Having worked most of her adult life as a newspaper columnist, Desiree Cooper says "flash fiction" — stories written as quickly, and as short as, a flash — come naturally to her. In her new story collection Know the Mother (Wayne State University Press, March 2016), Cooper, who lives in the Detroit area, makes evident the storytelling skill she acquired as a twice-nominated Pulitzer Prize journalist. As a female African-American writer and activist, Cooper often intertwines the issues of racism and sexism in her work. She's also a Kresge Literary Arts Fellow and a former attorney.
Cooper's fiction reveals a woman’s heart and mind. In a piece called “The Witching Hour,” she exposes in just a few paragraphs the worries that keep a woman up at night.
“I’m a lot like many other women,” Cooper says. “I worry. I worry about all the woulds, coulds, shoulds, and mights at night. Women often feel like the cruise directors for so many other lives. It’s so hard to pack it all into a 24-hour period of time and feel like you’re everything you need to be for everyone that needs you.”
While carrying her activism into her writing, Cooper says she wants most of all to write about the experience of being human. She often senses what she calls a “litmus test” that she's expected to pass as a writer who is a black woman.

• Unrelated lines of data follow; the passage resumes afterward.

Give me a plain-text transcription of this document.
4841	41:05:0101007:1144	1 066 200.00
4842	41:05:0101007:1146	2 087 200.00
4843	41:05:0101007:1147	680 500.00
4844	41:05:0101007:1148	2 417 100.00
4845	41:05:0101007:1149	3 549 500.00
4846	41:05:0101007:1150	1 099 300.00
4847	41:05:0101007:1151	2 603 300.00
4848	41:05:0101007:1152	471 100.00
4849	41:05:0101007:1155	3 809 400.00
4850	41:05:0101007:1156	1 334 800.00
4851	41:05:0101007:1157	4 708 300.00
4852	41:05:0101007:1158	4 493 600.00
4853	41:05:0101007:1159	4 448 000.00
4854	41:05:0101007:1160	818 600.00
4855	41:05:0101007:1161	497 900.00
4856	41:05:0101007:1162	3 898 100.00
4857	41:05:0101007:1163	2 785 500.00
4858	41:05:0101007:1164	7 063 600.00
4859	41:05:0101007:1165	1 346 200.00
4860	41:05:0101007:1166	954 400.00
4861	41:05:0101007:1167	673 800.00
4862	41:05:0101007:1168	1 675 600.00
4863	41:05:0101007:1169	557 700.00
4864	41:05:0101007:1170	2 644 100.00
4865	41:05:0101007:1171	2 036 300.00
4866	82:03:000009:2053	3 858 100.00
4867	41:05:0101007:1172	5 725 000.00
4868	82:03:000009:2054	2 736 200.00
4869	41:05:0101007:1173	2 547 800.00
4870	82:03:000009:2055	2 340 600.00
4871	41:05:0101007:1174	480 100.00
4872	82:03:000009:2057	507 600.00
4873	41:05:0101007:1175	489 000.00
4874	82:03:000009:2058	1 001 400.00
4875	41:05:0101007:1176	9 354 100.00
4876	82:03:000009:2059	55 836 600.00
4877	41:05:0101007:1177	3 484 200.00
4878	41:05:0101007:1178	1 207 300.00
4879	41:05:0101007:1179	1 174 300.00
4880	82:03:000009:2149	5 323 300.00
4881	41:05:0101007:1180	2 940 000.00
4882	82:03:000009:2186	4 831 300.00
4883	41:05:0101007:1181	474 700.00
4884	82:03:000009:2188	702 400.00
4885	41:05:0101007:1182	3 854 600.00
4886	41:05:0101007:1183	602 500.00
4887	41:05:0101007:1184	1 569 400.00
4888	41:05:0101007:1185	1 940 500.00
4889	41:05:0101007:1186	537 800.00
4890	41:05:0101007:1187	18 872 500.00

“Is my writing black? Or is it female? That’s a little ridiculous as far as I’m concerned,” she says. “Because that’s how I walk through the world, so everything I write is both. And yet there is something that is very interesting about gender to me. If racism were to disappear tomorrow, gender would still be there, staring us in the face.”
Cooper says racism never raises its ugly head within her nuclear family. But gender is another matter entirely. “In my house, people think I know where their socks are because I have ovaries,” she says.
Cooper decided not to take her husband's last name when they married. She often found herself correcting other family members on that point. Traditional gender expectations dog her daily.
Bringing these aspects of her experience as a woman, as an African-American, as a feminist and activist into her creative work, Cooper tells a variety of stories. There's a lawyer who miscarries during a work conference, and a young mother out on a date night with her husband realizing that life will never be the same again. There's also a politician’s wife contemplating her life and finding it alarmingly akin to slavery. Most of all, Cooper says her stories are about women everywhere.